Introduction
In Kalyani Transco v. Bhushan Power & Steel Ltd.1, the Hon’ble Supreme Court delivered a dramatic ruling, overturning an approved resolution plan under the Insolvency and Bankruptcy Code, 2016 (IBC), more than five years after its implementation.
Bhushan Power & Steel Ltd. (BPSL), one of the RBI’s “dirty dozen” defaulters, had entered insolvency in 2017 with debts exceeding INR 45,000 crore. In 2018, the Committee of Creditors (CoC) approved JSW Steel’s INR 19,700 crore resolution plan, which the NCLT and NCLAT later upheld. However, Kalyani Transco challenged the plan before the Supreme Court, alleging serious flaws in the process.
The Grounds of Challenge
The challenge was primarily based on three issues. First, JSW Steel’s eligibility under Section 29A had not been independently verified and the Resolution Professional relied solely on self-declarations. Second, the Corporate Insolvency Resolution Process (CIRP) exceeded the statutory 330-day limit under Section 12 and was therefore time-barred. Third, the plan discriminated against operational creditors in violation of Section 30(2) and Regulation 38, which require equitable treatment of all creditors.
On May 02, 2025, the Supreme Court accepted these objections, struck down the plan, and ordered liquidation of BPSL. The Court held that the resolution process suffered from procedural irregularities, statutory violations, and inequitable treatment of creditors. This was a rare and significant outcome, as liquidation was ordered despite a CoC-approved and partly implemented resolution plan.
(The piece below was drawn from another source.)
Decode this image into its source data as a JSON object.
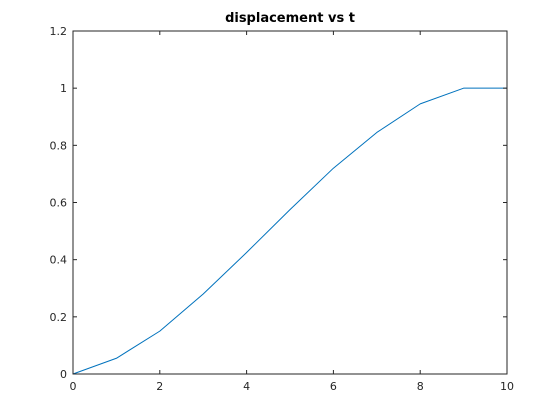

The Shift in Judicial Approach
The difference between the two rulings is striking. The May 2025 judgment emphasised strict adherence to procedure, holding that breaches of timelines and verification lapses could not be ignored, even if liquidation resulted. By contrast, the July 2025 review in Punjab National Bank v. Kalyani Transco realigned the approach with established IBC jurisprudence, recognising that insolvency law is intended to rescue viable businesses, not dismantle them.
By keeping the liquidation order in abeyance, the Court reinforced that while compliance with statutory provisions is essential, excessive formalism must not undermine the IBC’s larger objective. The emphasis shifted back to creditor autonomy, finality of resolution, and stability of the insolvency framework.
Analysis
The reopened proceedings raise a fundamental question such as, should strict procedural purity outweigh the stability of resolution plans once approved, or should revival remain the primary goal even if procedural lapses occur? The Supreme Court’s eventual decision will shape not only the future of BPSL and JSW Steel but also the confidence of investors, lenders, and resolution applicants in the IBC process.
What emerges clearly is that liquidation must remain the last resort. By revisiting its earlier ruling in Punjab National Bank v. Kalyani Transco, the Supreme Court has sought to balance statutory compliance with economic revival. The case reaffirms that the IBC is not a law of punishment but of preservation, ensuring that viable businesses are saved rather than broken apart.